Premiums for white, or refined, sugar are rising in India and Europe, possibly signaling increased demand for the sweetener before the Ramadan, according to Swiss Sugar Brokers.
The price of white sugar in India, the world’s second- biggest producer and largest consumer, is $25 a metric ton above the August futures on the NYSE Liffe exchange in London, the broker said in a report e-mailed dated May 12. The premium was $15 a ton on May 5, according to data from the broker.
The premium in the European Union is $40 a ton above NYSE Liffe, up from $35 a ton on May 5, data from the broker show. In Thailand, the world’s second-largest exporter, the premium held is $25 a ton for shipment in bulk and $35 a ton for containers.

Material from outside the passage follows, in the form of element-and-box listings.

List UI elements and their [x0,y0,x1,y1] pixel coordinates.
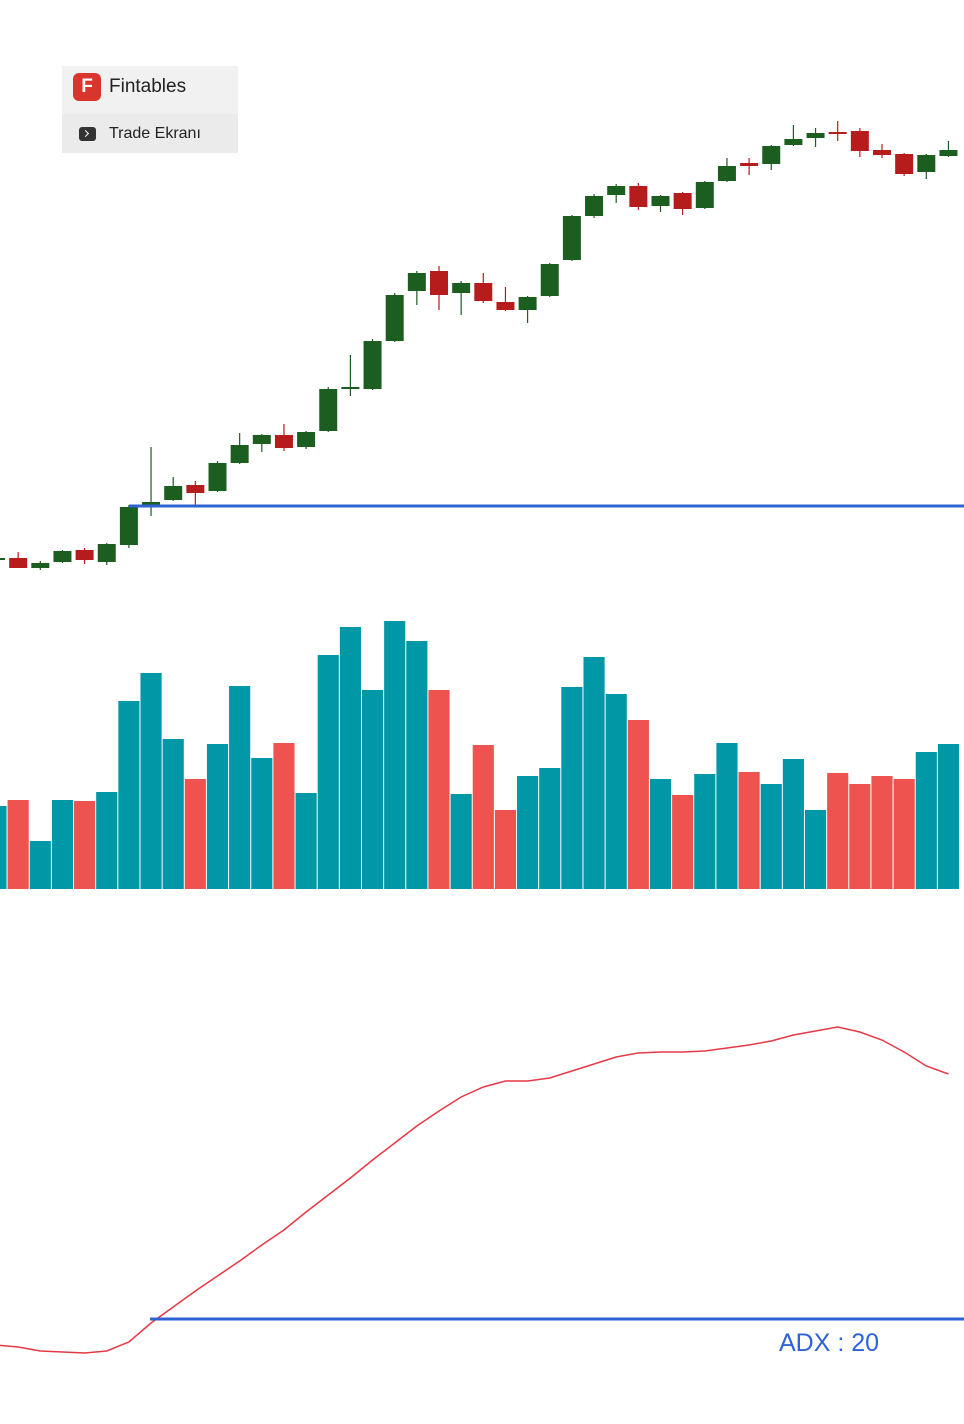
candle-body [762,146,781,164]
volume-bar [406,641,428,889]
volume-bar [937,744,960,889]
candle-body [363,341,382,389]
volume-bar [893,779,915,889]
candle-body [164,486,183,500]
volume-bar [74,801,96,889]
candle-body [939,150,958,156]
candle-body [452,283,471,293]
volume-bar [184,779,206,889]
candle-body [297,432,316,447]
candle-body [97,544,116,562]
candle-body [784,139,803,145]
candle-body [895,154,914,174]
candle-body [828,132,847,134]
candle-body [341,387,360,389]
volume-bar [583,657,605,889]
candle-body [0,558,5,560]
candle-body [252,435,271,444]
volume-bar [162,739,184,889]
volume-bar [849,784,871,889]
volume-bar [472,745,494,889]
volume-bar [915,752,937,889]
volume-bar [118,701,140,889]
volume-bar [517,776,539,889]
candle-body [806,133,825,138]
volume-bar [317,655,339,889]
menu-label: Trade Ekranı [109,124,201,142]
volume-bar [96,792,118,889]
candle-body [629,186,648,207]
volume-bar [760,784,782,889]
volume-bar [51,800,74,889]
candle-body [274,435,293,448]
brand-row[interactable]: F Fintables [73,73,186,101]
candle-body [319,389,338,431]
candle-body [717,166,736,181]
volume-bar [7,800,29,889]
volume-bar [384,621,406,889]
volume-bar [561,687,583,889]
volume-bar [871,776,893,889]
volume-bar [339,627,361,889]
brand-panel: F Fintables Trade Ekranı [62,66,238,153]
candle-body [53,551,72,562]
candle-body [585,196,604,216]
candle-body [562,216,581,260]
threshold-label: ADX : 20 [779,1329,879,1357]
candle-body [740,163,759,166]
volume-bar [827,773,849,889]
volume-bar [206,744,229,889]
candle-body [9,558,28,568]
terminal-icon [79,126,96,141]
candle-body [917,155,936,172]
menu-item[interactable]: Trade Ekranı [62,114,238,153]
volume-bar [273,743,295,889]
brand-icon: F [73,73,101,101]
volume-bar [694,774,716,889]
candle-body [540,264,559,296]
candle-body [496,302,515,310]
candle-body [385,295,404,341]
candle-body [474,283,493,301]
volume-bar [738,772,760,889]
brand-name: Fintables [109,76,187,97]
volume-bar [804,810,827,889]
volume-bar [361,690,384,889]
volume-bar [649,779,672,889]
volume-bar [229,686,251,889]
volume-bar [295,793,317,889]
volume-bar [0,806,7,889]
candle-body [208,463,227,491]
volume-bar [140,673,162,889]
candle-body [518,297,537,310]
candle-body [407,273,426,291]
candle-body [850,131,869,151]
candle-body [873,150,891,155]
candle-body [430,271,448,295]
candle-body [607,186,626,195]
volume-bar [605,694,627,889]
volume-bar [672,795,694,889]
candle-body [186,485,205,493]
volume-bar [428,690,450,889]
candle-body [75,550,94,560]
candle-body [31,563,50,568]
candle-body [673,193,692,209]
volume-bar [450,794,472,889]
volume-bar [29,841,51,889]
volume-bar [627,720,649,889]
volume-bar [539,768,561,889]
volume-bar [782,759,804,889]
volume-bar [251,758,273,889]
volume-bar [716,743,738,889]
candle-body [695,182,714,208]
candle-body [119,507,138,545]
candle-body [230,445,249,463]
adx-line [0,1026,949,1354]
candle-body [651,196,670,206]
volume-bar [494,810,517,889]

The premiums and the price difference between white and raw sugar futures are “firm” and that “could be the front-runner indicator of the pre-Ramadan demand,” Naim Beydoun, a broker at the Rolle, Switzerland-based company, wrote in the report. EU supplies are also limited because the season that started in October is now coming to an end, he added.
Muslim nations usually stock up on sugar before Ramadan, which starts in July this year. White sugar futures trading in London were $109.90 a ton more expensive than the raw sugar contract negotiated in New York by 11:22 a.m. in London, an increase of 23 percent so far this year, data on Bloomberg showed. Thailand may benefit this year from demand before Ramadan because the crop in top global producer Brazil started later than usual.
Raw Sugar Premium
The premium buyers have to pay to obtain raw sugar from Brazil, the world’s biggest producer, also rose this week as traders sought to cover their short positions, or bets on lower prices, according to Swiss Sugar Brokers.
Brazilian sugar for loading at the port of Santos from May 15 to June 15 was 0.2 cent a pound above the July contract on the ICE Futures U.S. exchange in New York, Swiss Sugar Brokers said in the report. That compares with a premium of 0.03 cent to 0.06 cent on May 5.
The increase in premiums may signal “short-term supply is not as ample as expected,” Beydoun said.